I'm worried about the young woman who had to go to the hospital in the middle of the night.  I'm worried about the safety of other women who encounter the wrong athlete at the wrong time, who might be even less likely to see or even seek justice because of their attacker's fame and power.  And I'm worried--less, but still--about female hockey fans who won't be able to watch a game or a highlight reel for a while without feeling ambivalent, maybe afraid--not only of the men we want to admire, but of the other fans in the room, who might not be there for us when it matters most.

I'm glad to see some people, like Tim Baffoe, responding to this situation with intelligent commentary.  I feel like we often need reminders that our fan relationships are one-sided: that we can love a public persona, a performance, a creation, without being truly loved or respected in return, and without knowing for sure the truth of what we admire.

Whatever happens next, I hope the woman in this case is getting all the help and support she needs.  And unless or until something changes, I won't feel comfortable sitting next to the guys who think it's cool to wear their #88 jerseys right now.

*I don't actually identify as a fan in SFF: I love the genre, I love many of its works and many of its creators, but I didn't grow up in fandom per se.  I didn't even know the word until recently.  And the love I feel is different from the love fans feel: a statement I couldn't make with authority until I found myself becoming a fan of something else (hockey!).

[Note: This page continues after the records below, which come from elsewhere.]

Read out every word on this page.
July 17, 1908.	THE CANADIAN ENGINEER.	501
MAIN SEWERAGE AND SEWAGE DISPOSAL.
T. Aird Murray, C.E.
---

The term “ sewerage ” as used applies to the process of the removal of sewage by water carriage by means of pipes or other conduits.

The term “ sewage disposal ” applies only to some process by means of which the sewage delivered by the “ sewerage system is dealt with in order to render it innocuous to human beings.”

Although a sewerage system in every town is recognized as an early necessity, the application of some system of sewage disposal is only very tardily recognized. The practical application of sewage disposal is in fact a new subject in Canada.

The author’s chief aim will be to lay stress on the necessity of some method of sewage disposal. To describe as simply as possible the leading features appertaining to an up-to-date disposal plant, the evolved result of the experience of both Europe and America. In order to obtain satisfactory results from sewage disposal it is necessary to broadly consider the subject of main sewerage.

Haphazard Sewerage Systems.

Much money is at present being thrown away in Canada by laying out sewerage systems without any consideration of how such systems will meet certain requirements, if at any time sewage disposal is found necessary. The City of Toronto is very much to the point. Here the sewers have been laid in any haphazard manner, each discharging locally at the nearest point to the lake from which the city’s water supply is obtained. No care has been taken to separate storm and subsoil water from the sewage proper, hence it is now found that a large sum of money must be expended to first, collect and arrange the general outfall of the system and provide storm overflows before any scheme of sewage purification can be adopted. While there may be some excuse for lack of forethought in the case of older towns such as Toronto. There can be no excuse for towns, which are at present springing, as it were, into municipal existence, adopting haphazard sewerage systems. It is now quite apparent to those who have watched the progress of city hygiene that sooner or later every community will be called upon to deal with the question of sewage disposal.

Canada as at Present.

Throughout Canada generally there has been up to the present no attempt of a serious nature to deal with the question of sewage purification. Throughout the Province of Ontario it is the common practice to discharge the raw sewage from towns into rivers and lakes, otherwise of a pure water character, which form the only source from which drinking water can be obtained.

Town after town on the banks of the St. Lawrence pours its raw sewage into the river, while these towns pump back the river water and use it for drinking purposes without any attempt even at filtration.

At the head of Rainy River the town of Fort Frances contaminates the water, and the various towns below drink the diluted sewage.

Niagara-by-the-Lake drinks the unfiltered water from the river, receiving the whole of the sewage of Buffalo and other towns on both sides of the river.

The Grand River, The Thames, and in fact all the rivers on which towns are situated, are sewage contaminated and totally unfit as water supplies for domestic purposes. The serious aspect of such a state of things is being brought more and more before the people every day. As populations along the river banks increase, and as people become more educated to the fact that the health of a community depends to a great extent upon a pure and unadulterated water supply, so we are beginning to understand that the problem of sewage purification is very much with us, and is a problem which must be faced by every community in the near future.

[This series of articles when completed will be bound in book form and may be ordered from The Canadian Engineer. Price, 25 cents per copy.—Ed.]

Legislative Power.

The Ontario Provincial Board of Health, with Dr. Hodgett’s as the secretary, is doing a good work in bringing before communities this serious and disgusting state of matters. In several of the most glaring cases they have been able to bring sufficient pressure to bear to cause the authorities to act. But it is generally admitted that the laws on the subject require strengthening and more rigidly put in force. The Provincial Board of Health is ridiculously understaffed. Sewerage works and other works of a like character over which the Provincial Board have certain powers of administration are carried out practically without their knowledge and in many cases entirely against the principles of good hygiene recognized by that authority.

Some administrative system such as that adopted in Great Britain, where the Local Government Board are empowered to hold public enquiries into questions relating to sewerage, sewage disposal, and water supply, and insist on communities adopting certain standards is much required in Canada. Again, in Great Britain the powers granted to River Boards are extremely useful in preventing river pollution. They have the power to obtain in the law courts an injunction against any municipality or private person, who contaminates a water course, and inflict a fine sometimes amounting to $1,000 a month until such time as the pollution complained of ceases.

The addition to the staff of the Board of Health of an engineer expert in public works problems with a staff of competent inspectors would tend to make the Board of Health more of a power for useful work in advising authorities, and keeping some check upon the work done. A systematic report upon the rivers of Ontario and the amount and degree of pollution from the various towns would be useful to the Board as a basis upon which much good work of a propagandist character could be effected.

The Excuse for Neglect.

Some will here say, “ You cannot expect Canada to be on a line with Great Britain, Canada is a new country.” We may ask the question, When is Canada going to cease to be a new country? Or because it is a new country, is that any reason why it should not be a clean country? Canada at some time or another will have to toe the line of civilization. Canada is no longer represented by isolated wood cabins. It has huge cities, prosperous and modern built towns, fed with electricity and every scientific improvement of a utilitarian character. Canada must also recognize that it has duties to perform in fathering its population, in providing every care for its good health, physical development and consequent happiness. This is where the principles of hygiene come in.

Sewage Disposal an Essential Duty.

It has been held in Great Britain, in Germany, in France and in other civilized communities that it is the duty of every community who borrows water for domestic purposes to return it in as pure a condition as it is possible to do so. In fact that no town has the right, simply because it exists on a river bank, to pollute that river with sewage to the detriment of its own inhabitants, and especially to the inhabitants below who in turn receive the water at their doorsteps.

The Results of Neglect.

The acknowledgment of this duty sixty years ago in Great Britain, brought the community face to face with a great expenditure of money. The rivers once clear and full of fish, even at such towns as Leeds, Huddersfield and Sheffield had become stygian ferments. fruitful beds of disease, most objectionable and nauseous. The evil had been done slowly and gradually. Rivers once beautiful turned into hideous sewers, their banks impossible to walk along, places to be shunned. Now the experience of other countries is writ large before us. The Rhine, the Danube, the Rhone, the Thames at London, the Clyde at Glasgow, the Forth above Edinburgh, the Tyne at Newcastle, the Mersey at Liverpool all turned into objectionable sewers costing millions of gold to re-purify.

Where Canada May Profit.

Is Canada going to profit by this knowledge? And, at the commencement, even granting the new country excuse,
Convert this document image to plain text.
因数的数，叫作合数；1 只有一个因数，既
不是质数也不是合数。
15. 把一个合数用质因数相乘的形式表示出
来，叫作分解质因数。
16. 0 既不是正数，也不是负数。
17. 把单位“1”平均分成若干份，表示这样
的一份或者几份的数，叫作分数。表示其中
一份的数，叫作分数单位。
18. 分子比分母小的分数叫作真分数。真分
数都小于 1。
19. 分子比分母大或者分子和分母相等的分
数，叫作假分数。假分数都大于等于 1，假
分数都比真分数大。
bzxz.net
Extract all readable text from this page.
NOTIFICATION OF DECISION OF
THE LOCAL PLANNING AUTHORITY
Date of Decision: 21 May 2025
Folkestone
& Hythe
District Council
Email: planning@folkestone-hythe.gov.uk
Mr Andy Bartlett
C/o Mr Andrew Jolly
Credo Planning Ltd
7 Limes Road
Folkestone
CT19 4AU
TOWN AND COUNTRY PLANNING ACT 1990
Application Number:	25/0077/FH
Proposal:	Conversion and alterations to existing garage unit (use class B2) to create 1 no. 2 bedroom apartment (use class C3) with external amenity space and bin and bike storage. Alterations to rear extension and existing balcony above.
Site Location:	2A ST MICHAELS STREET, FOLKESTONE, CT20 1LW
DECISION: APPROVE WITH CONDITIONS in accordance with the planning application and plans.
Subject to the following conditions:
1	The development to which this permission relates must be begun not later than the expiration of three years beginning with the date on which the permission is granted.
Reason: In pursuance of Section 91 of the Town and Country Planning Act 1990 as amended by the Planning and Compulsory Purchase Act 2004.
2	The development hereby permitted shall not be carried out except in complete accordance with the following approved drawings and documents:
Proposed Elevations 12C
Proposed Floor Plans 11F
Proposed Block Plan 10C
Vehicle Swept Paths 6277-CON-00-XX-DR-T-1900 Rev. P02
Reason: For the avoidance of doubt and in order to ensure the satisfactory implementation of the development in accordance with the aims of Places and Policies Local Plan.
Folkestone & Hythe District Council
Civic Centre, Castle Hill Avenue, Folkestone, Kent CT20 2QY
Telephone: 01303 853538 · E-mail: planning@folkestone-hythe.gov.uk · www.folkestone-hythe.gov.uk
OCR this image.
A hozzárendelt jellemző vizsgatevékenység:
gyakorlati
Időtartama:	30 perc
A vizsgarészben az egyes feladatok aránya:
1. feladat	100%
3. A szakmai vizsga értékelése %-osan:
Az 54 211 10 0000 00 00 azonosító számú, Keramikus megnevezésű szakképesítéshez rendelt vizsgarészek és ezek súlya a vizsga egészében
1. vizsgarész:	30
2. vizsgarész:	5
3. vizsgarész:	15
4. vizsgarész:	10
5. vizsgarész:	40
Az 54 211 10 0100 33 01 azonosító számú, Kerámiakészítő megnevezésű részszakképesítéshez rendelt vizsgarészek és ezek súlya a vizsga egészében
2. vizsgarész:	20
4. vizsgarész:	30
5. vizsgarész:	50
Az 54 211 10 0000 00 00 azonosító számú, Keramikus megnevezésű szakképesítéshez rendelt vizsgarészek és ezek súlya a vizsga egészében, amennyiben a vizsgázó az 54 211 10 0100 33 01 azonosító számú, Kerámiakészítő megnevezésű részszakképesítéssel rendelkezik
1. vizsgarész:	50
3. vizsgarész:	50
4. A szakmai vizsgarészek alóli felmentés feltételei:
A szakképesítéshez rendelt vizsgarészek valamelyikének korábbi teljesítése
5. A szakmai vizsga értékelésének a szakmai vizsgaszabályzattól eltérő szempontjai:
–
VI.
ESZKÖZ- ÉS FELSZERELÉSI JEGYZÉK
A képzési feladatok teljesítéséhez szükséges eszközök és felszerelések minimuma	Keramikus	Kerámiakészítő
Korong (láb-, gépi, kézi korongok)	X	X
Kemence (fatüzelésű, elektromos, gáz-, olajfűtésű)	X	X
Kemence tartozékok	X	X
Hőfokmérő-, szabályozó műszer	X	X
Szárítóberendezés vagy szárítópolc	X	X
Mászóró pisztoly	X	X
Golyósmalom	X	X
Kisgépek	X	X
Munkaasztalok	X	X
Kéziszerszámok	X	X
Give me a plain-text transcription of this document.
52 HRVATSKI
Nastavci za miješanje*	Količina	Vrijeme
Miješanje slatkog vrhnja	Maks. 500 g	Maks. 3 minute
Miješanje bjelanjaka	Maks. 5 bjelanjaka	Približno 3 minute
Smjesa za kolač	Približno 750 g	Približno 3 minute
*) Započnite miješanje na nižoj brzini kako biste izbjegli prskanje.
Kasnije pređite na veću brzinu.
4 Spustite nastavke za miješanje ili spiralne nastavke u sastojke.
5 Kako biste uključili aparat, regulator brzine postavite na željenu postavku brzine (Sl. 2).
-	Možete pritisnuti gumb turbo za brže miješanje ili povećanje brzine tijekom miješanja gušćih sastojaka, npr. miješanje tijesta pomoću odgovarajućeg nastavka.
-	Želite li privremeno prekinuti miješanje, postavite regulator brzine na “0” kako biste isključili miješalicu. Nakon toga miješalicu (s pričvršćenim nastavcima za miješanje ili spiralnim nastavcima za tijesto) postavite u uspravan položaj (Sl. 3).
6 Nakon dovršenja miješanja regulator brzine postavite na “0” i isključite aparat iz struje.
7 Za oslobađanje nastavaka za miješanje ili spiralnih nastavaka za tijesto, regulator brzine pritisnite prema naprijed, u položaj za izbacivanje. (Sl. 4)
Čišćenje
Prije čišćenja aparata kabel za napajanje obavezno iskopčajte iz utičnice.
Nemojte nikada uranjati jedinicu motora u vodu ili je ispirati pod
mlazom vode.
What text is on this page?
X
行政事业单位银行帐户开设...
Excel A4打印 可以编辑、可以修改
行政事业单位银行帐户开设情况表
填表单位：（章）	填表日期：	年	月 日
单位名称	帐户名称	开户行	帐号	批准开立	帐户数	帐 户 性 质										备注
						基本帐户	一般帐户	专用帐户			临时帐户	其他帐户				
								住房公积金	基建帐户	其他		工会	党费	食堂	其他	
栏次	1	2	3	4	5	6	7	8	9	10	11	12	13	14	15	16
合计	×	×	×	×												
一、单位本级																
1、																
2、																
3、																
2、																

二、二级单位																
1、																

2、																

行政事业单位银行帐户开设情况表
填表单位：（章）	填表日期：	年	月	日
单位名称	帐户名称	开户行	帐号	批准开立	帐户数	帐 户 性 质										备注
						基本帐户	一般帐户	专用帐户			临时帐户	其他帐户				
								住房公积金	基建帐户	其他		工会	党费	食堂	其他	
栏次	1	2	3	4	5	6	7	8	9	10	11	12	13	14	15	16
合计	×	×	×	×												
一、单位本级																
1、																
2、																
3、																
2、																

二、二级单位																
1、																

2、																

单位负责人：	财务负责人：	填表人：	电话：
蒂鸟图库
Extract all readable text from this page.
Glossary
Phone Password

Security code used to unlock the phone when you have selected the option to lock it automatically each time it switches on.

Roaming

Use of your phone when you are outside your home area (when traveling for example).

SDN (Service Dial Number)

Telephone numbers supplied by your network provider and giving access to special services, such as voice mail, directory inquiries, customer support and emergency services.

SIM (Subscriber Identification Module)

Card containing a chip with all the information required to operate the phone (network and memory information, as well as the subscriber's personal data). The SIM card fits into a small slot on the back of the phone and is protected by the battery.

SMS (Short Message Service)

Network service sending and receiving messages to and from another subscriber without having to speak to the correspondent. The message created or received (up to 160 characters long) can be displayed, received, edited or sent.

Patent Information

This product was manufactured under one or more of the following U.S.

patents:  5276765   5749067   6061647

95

I love literature.  It's my career and my intellectual home, and I approach it almost always with a spirit of critical thinking, wanting to understand how to make my own writing better.  Hockey is the only thing I consider myself a fan of: I love it with a simple, obsessive yet passive enthusiasm.  I don't want to do it, I just want to know all the things about it, and watch it whenever I can, and read blogs about it and stuff.  Maybe this doesn't dovetail with your experience of being a fan, or being a creator, or both.  I have no intention of critiquing or invalidating anyone else's experience or identity.  But I would feel weird calling myself a member of SFF fandom when my experience has always been mediated and distanced by my sense of myself as a writer.